Summary
gha_job_execution_duration_seconds records a nonsensical duration of roughly 63,911,499,556 (about 2023 years) for any job that is canceled before it is assigned to a runner. This pollutes Grafana dashboards, skews histogram buckets, and makes any per-(job_name, repository) average derived from _sum / _count unusable unless job_result="canceled" is explicitly filtered out.
Evidence
Raw metric from our Prometheus for job_result="canceled":
gha_job_execution_duration_seconds_sum{
job_name="Pre-commit (prek)",
repository="gitops",
job_result="canceled",
...
} = 63911499556
The same (job_name, repository) combination with job_result="succeeded" has realistic values (sum=626 over 4 observations, ~156s avg). Only the canceled path is affected.
63,911,499,556 seconds ≈ 2023 years ≈ Unix epoch (~1,775,904,000) minus the Unix representation of the zero value of Go's time.Time{} (-62,135,596,800, which is year 1 AD).
Root cause
In cmd/ghalistener/metrics/metrics.go:
func (e *exporter) RecordJobCompleted(msg *scaleset.JobCompleted) {
l := e.completedJobLabels(msg)
e.incCounter(MetricCompletedJobsTotal, l)
executionDuration := msg.FinishTime.Unix() - msg.RunnerAssignTime.Unix()
e.observeHistogram(MetricJobExecutionDurationSeconds, l, float64(executionDuration))
}
When a job is canceled before ever being assigned to a runner, msg.RunnerAssignTime is the zero value time.Time{}. (time.Time{}).Unix() returns -62135596800 (year 1 AD in Unix seconds). The subtraction msg.FinishTime.Unix() - (-62135596800) then yields ~63.9 billion, which gets recorded into the _seconds histogram.
No check exists for msg.RunnerAssignTime.IsZero() before the subtraction.
Impact
- Histogram
_sum is effectively poisoned by every pre-assignment cancellation, because a single such observation dwarfs thousands of real runs.
- Any dashboard that computes
sum(rate(x_sum)) / sum(rate(x_count)) per repo/job becomes useless without an explicit job_result!="canceled" filter.

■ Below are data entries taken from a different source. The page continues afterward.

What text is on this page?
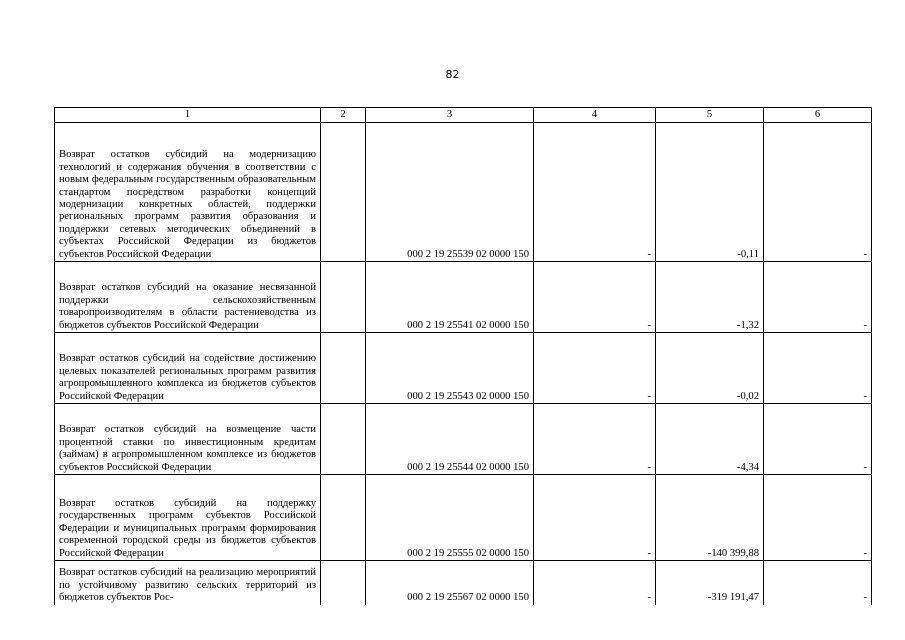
82
1	2	3	4	5	6
Возврат остатков субсидий на модернизацию технологий и содержания обучения в соответствии с новым федеральным государственным образовательным стандартом посредством разработки концепций модернизации конкретных областей, поддержки региональных программ развития образования и поддержки сетевых методических объединений в субъектах Российской Федерации из бюджетов субъектов Российской Федерации		000 2 19 25539 02 0000 150	-	-0,11	-
Возврат остатков субсидий на оказание несвязанной поддержки сельскохозяйственным товаропроизводителям в области растениеводства из бюджетов субъектов Российской Федерации		000 2 19 25541 02 0000 150	-	-1,32	-
Возврат остатков субсидий на содействие достижению целевых показателей региональных программ развития агропромышленного комплекса из бюджетов субъектов Российской Федерации		000 2 19 25543 02 0000 150	-	-0,02	-
Возврат остатков субсидий на возмещение части процентной ставки по инвестиционным кредитам (займам) в агропромышленном комплексе из бюджетов субъектов Российской Федерации		000 2 19 25544 02 0000 150	-	-4,34	-
Возврат остатков субсидий на поддержку государственных программ субъектов Российской Федерации и муниципальных программ формирования современной городской среды из бюджетов субъектов Российской Федерации		000 2 19 25555 02 0000 150	-	-140 399,88	-
Возврат остатков субсидий на реализацию мероприятий по устойчивому развитию сельских территорий из бюджетов субъектов Рос-		000 2 19 25567 02 0000 150	-	-319 191,47	-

histogram_quantile over _bucket is similarly affected — all values end up in the +Inf bucket.
The official ARC Grafana dashboard (docs/gha-runner-scale-set-controller/samples/grafana-dashboard/ARC-Autoscaling-Runner-Set-Monitoring.json) uses this metric for its "Job Execution" heatmap; the heatmap is silently broken for anyone whose workflow ever cancels a pending job.
Suggested fix
Skip the histogram observation entirely when RunnerAssignTime is zero (the job was canceled before a runner was assigned, so there is no meaningful execution duration to record):
func (e *exporter) RecordJobCompleted(msg *scaleset.JobCompleted) {
l := e.completedJobLabels(msg)
e.incCounter(MetricCompletedJobsTotal, l)
if msg.RunnerAssignTime.IsZero() {
// Job was canceled before runner assignment; no execution phase to measure.
return
}
executionDuration := msg.FinishTime.Unix() - msg.RunnerAssignTime.Unix()
e.observeHistogram(MetricJobExecutionDurationSeconds, l, float64(executionDuration))
}
The gha_completed_jobs_total counter is still incremented before the early return, so cancellation counts are preserved — only the meaningless duration observation is dropped.
Alternative: record 0 as the duration for pre-assignment cancellations. This keeps the observation in the histogram but biases the _sum toward zero for the cancel path. Skipping the observation is cleaner.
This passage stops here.